Friday, October 5, 2012

A few things you will need to know about "women"

I would like to first apologize for the delayed blog updates but as many of you know when one begins to attempt any scientific endeavor where women are involved delays, tears, and inappropriate emotional things are bound to happen. 
So, as I wait patiently (as all good scientists do) for the selected “friend/acquaintance/random hot person that I found on facebook or met that one time/future lover”s to respond, I thought I would take a few minutes out of my busy day of changing lives and making history to share with you a few things I have learned about the weaker sex.  This term “weaker sex” actually refers to women and not to a poor sexual experience as I, and I am sure many of you, thought when you first heard this term. 

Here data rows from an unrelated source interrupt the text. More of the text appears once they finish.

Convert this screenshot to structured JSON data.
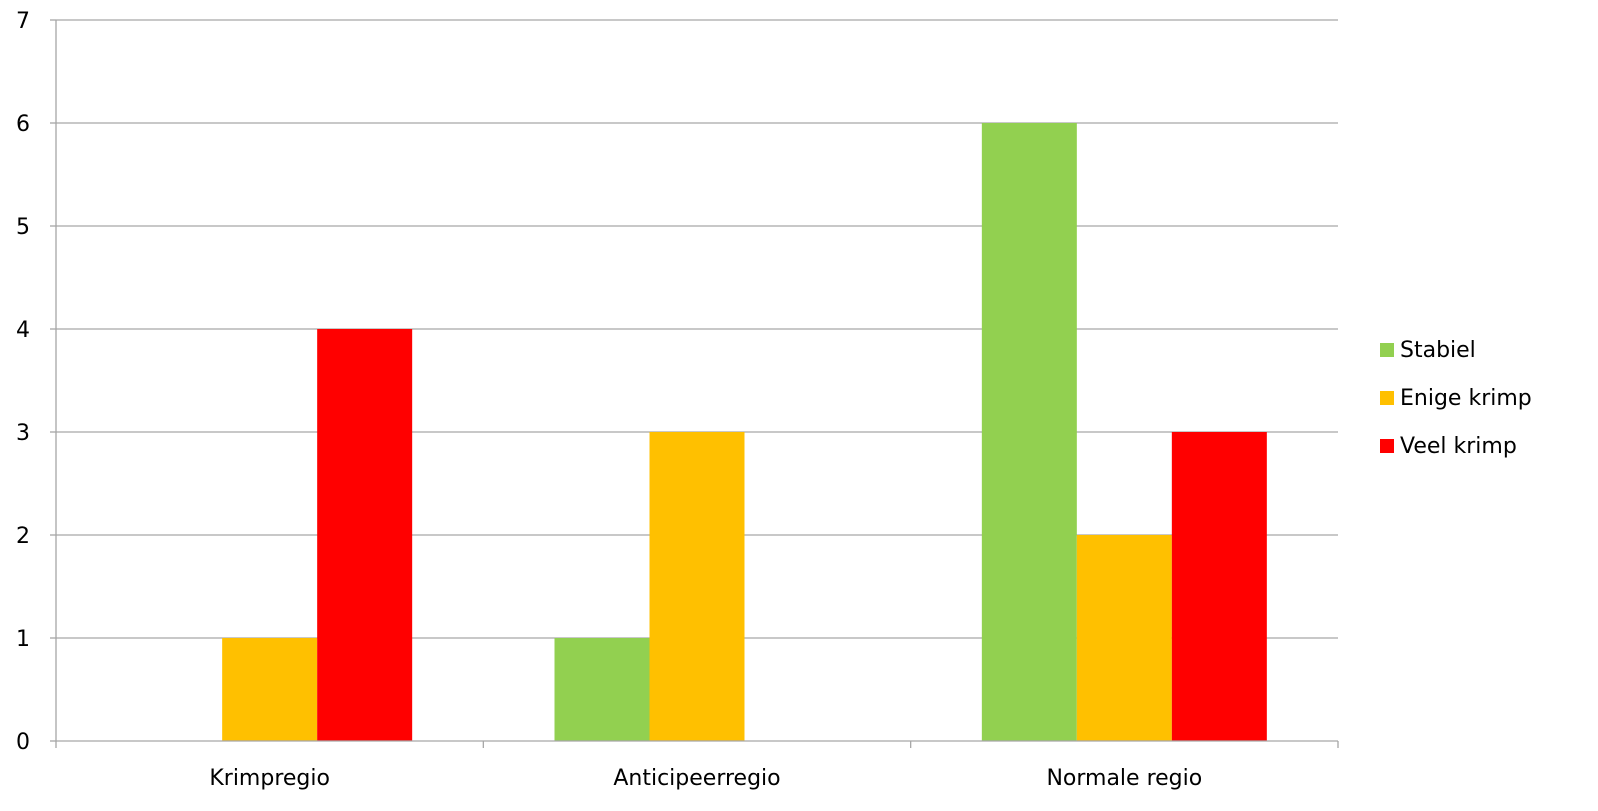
{
  "chart_data": {
    "type": "bar",
    "categories": [
      "Krimpregio",
      "Anticipeerregio",
      "Normale regio"
    ],
    "series": [
      {
        "name": "Stabiel",
        "color": "#92D050",
        "values": [
          0,
          1,
          6
        ]
      },
      {
        "name": "Enige krimp",
        "color": "#FFC000",
        "values": [
          1,
          3,
          2
        ]
      },
      {
        "name": "Veel krimp",
        "color": "#FF0000",
        "values": [
          4,
          0,
          3
        ]
      }
    ],
    "title": "",
    "xlabel": "",
    "ylabel": "",
    "ylim": [
      0,
      7
    ],
    "yticks": [
      "0",
      "1",
      "2",
      "3",
      "4",
      "5",
      "6",
      "7"
    ],
    "grid": true,
    "legend_position": "right",
    "gridline_color": "#A6A6A6"
  }
}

Women are like butter, soft, smooth, forgetful, at times yellowish in color, and best in both small and large doses.  When one is cooking and wants to make something taste better what do you do? That’s right, you add more butter.  So, it goes without saying that more women in your life is always, always a good thing. However, as with many things in life the inverse is also absolutely correct as well.  Going back to our cooking analogy (analogy is not a innuendo for anything, it simply means the example we are using to help explain something.  In science we use many of these, and by these I mean words that sound like they might be innuendos. Osmosis for example, am I right?)  when one is cooking and wants to be healthier what do you do?  That’s right, you stop using butter as much as you can.  So it goes without saying that having less women in your life is probably the healthiest thing you can do for yourself.
Moving on…
I have heard many men say “I don’t understand women” and at them I laugh.  One should never attempt to understand something that doesn’t make sense.  In science and in life there are times when it doesn’t matter how much research or testing or experiments you do there is literally just no answer.  Gravity for example was at one time thought to be caused by apples.  We now believe that that is not true but, in fact, all fruit play their part in keeping gravity from moving elsewhere, and that is why trees are so important.  STOP cutting down the rainforests people!! Now this of course is just the generally accepted theory, no one really knows.  So gravity like women are best explained by these words “we don’t know.”  And “neither do they.”  It’s like trying to figure out what’s wrong with a crying baby.  When a baby cries you can feed it, burp it, hold it, shush it, speak firmly to it, or threaten it, but these things rarely if ever work.  When a baby cries the best thing to do is to just let it cry itself out.  It’s science.  Also, never ask a woman what is wrong because like a baby she probably doesn’t know.  You don’t ask a baby a question and expect an answer because what babies like to do is to pretend to have a wet diaper and then pee on you when you try to change it. 
I hope that you found this brief and adequate lecture helpful.  If at any point you found yourself confused or doubting me, do yourself a favor and pick up a science book sometime and learn something.  Yes it will be hard because I won’t be there to spoon feed the knowledge to you, but try it, you might even surprise yourself.